国立科学博物館は、東京都台東区の上野公園に位置しています。

我が国唯一の国立の自然科学に関する総合博物館として、自然史科学や科学技術史に関する資料の収集、調査研究を行うとともに、それらの成果を展示や教育活動という形で広く公開しています。

博物館の立地する上野公園とその周辺には、私どもの博物館の他にも東京国立博物館、国立西洋美術館、東京芸術大学芸術資料館、東京都美術館、上野の森美術館、東京都恩賜上野動物園、台東区立下町風俗資料館など多くの博物館があります。そのため休日には、家族連れや親しいグループなどで、また平日は学校等の団体見学やグループ見学など、たくさんの方が、これらの施設を見学・利用するために訪れています。

その中で、特に私どもの博物館には幼児、小学生、中学生の利用者が多く見られます(もちろん、それに付随して引率教員や保護者の方々も訪れています)。

そのため、展示や教育活動の実施にあたっては、これらの子どもたちを念頭に置くことも必要となります。

参加体験型展示「たんけん広場」

このようなことから、国立科学博物館では、昭和60年(1985年)に新しい展示室「たんけん館」を設置しました。
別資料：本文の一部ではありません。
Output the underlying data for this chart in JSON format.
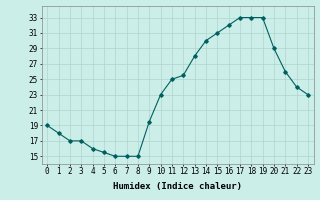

この「たんけん館」は、当館に多く訪れる児童・生徒を主な対象としたもので、子どもたちが様々な装置や標本に実際に触れ、また操作することにより、科学的なものの見方、考え方を養い、自己教育力を育むことを目的としたものです。

また、「たんけん館」設置にともない、子どもたちの科学に対する関心や疑問を引き出す手助け役として、インストラクター制度を始めました。インストラクターには博物館の科学教育担当の専門職員(教育普及官)とともに、後に発足する教育ボランティア(1986年1月発足)があたることになりました。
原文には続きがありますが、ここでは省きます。